Krimi-Kritik: „Platinblondes Dynamit“ von Jörg Juretzka

(c) Pendragon

Der Schriftsteller Folkmar, genannt Folle, Windell hat ein Problem: Seine Schundkrimi-Reihe um den hartgesottenen Detektiv Jack Knife soll eingestellt werden. Zukünftig will seine Verlegerin mehr Titel für das weibliche Publikum im Programm haben, daher kann er entweder auf das Geld verzichten – oder eine neue Hauptfigur erfinden. Aber das ist für Folkmar Windell gar nicht so einfach. Er ist nämlich seinem fiktiven Alter ego, dem eleganten und begehrten Schriftsteller Jarvis Chevalier, unähnlich, er kann noch nicht einmal an sein selbstgewähltes Pseudonym Will B. Everhard heranreichen. Immer noch lebt er mit seinem Kumpel Eddie in einer Wohnung, ist ständig mit der Miete im Rückstand und wird von der Polizistin Sabine Zahn mit Strafzetteln bombardiert.

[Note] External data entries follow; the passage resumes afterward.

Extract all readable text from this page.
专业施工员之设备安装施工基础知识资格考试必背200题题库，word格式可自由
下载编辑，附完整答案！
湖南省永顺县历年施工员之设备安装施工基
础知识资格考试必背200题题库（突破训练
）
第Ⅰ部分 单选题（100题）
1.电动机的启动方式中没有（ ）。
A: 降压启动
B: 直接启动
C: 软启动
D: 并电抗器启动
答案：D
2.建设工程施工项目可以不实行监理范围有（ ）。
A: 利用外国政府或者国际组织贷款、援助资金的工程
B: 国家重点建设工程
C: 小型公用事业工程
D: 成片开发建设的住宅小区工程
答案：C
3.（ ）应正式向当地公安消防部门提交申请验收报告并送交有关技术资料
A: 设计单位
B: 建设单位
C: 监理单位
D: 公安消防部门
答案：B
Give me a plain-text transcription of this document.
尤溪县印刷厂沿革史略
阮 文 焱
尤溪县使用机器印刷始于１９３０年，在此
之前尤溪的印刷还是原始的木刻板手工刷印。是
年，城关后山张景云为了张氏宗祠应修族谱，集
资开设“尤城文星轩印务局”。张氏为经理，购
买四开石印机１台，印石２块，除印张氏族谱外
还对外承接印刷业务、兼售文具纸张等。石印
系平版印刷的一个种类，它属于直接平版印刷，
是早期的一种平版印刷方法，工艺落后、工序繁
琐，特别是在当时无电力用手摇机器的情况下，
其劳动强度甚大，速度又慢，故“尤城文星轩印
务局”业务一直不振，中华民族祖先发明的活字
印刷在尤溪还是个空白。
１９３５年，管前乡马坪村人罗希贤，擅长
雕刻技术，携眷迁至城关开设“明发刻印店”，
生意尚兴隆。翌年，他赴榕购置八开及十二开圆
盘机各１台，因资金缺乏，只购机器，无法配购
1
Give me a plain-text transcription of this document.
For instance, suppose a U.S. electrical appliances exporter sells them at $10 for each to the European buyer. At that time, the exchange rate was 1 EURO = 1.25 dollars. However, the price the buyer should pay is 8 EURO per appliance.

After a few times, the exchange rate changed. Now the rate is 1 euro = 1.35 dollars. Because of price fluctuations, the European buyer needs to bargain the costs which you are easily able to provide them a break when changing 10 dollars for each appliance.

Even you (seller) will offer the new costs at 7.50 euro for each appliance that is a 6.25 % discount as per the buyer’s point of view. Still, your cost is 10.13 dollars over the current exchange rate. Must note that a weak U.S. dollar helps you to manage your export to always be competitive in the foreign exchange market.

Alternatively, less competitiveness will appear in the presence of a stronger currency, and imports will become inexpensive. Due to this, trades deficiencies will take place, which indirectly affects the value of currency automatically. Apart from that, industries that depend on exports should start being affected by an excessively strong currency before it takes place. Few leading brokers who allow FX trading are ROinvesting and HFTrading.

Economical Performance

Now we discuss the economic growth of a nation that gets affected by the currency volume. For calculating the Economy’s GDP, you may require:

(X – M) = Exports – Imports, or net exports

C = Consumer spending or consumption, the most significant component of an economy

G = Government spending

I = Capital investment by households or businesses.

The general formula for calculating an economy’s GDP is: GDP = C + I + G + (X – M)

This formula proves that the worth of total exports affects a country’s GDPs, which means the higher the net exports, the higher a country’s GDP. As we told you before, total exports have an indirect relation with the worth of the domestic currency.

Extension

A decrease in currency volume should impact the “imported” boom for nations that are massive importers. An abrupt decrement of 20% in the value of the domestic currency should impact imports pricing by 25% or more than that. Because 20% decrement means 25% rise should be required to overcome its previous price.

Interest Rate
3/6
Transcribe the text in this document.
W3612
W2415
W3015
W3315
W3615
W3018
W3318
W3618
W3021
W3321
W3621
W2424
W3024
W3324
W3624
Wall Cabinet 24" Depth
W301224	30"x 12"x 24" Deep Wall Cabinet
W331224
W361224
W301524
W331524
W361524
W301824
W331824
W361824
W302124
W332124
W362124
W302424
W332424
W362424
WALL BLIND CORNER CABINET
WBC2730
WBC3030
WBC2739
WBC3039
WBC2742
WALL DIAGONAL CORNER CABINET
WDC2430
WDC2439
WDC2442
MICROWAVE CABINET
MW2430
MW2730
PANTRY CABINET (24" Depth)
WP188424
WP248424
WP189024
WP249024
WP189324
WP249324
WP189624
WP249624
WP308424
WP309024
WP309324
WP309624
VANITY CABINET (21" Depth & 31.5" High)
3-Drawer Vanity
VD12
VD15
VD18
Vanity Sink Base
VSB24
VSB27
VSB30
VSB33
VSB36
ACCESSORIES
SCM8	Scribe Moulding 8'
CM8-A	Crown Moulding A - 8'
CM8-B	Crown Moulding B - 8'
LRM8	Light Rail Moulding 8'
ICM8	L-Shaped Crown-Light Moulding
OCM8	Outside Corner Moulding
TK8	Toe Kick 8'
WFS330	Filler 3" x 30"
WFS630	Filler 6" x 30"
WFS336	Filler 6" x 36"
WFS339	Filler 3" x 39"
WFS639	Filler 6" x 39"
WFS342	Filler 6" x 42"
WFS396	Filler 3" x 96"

In seiner Verzweiflung installiert er eine Schreibsoftware auf seinem Rechner, die er einst mit einer drittklassigen Auszeichnung erhalten hat. Aber damit fängt das Drama an: Als er eine neue Geschichte beginnt, entwischt seine halbfertige Protagonistin Pussy Cat der Fiktion und landet in der Realität. Sie wähnt sich im New York der 1940er Jahre, in der sie sich mit der falschen Polizistin Sabie Tooth und der Brooklyn-Mörderin Wanda Molanski auseinandersetzen muss, befindet sich aber im Köln der Gegenwart und sieht sich mit der attraktiven Polizistin Sabine Zahn und der Vermieterin Mattka Wolanski konfrontiert. Doch sie weiß, was sie zu tun hat: Sie muss den Roosveldt-Diamanten  finden. Allerdings sieht sie aus wie Folkmar Windell mit blonder Perücke, so dass nun der Autor selbst von der Polizei verfolgt wird.

Jörg Juretzka (c) Kai Kitschenberg

„Platinblondes Dynamit“ ist eine vergnügliche Farce, in der Jörg Juretzka mit allen Ebenen einer Erzählung, verschiedenen Stilen und Stereotypen spielt. Allein schon die Romangegenwart – Folkmar Windells Zeit – steckt voller scheinbar harter Abschleppwagenfahrer, einem schmierigen Kneipenbetreiber, einer verführerischen Bardame, einer taffen knöllchenschreibenden Polizistin und natürlich Windells treuem Kumpanen Eddie. Aus dieser Gegenwart hat Windell die Groschenheftromanwelt des Jack Knife entstehen lassen und schon diese Verwandlung mitsamt den Parallelen ist höchst amüsant. Dabei wechselt der Autor gekonnt zwischen den verschiedenen Schreibstilen, so dass Groschenromanprosa neben dem schnodderigen hard-boiled-Stil steht. Vor allem aber ist in Jörg Juretzkas Krimi-Farce ist keine Idee zu abwegig, um sie nicht konsequent zu Ende zu denken. Daher kann nicht nur Pussy Cat der Romanwelt entwischen, sondern Kommissar Meckenheim kann sie auch betreten – dabei entdecken beide die Vorzüge der jeweils anderen Welt. Außerdem sind „Platinblondes Dynamit“ nahezu alle Frauen wahnsinnig attraktive Psychopathinnen und Männer willenlose Geschöpfe, die sich umgarnen lassen. Nur wenige durchschauen das Spiel. Es gibt aberwitzige Wendungen, bei denen man herzhaft lachen muss, und Jörg Juretzka lässt kein hardboiled-Klischee aus, sondern verknüpft es mit der Gegenwart und dreht und wendet es. Dabei persifliert er sogar die psychoanalytische Deutung der Groschenromane.

Bei aller Komik und allen grotesken Ideen entsteht nie das Gefühl, der Autor wisse nicht, wohin die Reise gehen soll, auch wenn die Orientierung beim Lesen mitunter schwierig ist. Am Ende werden alle Nebenhandlungsstränge und Fiktionsebenen zusammengeführt – bis selbst der Epilog noch einen draufsetzt! Wer gegen die Mischung aus Komik und Krimi nichts hat und endlich mal einen witzigen hard-boiled-Roman lesen will, ist jedenfalls bei Jörg Juretzkas „Platinblondes Dynamit“ richtig.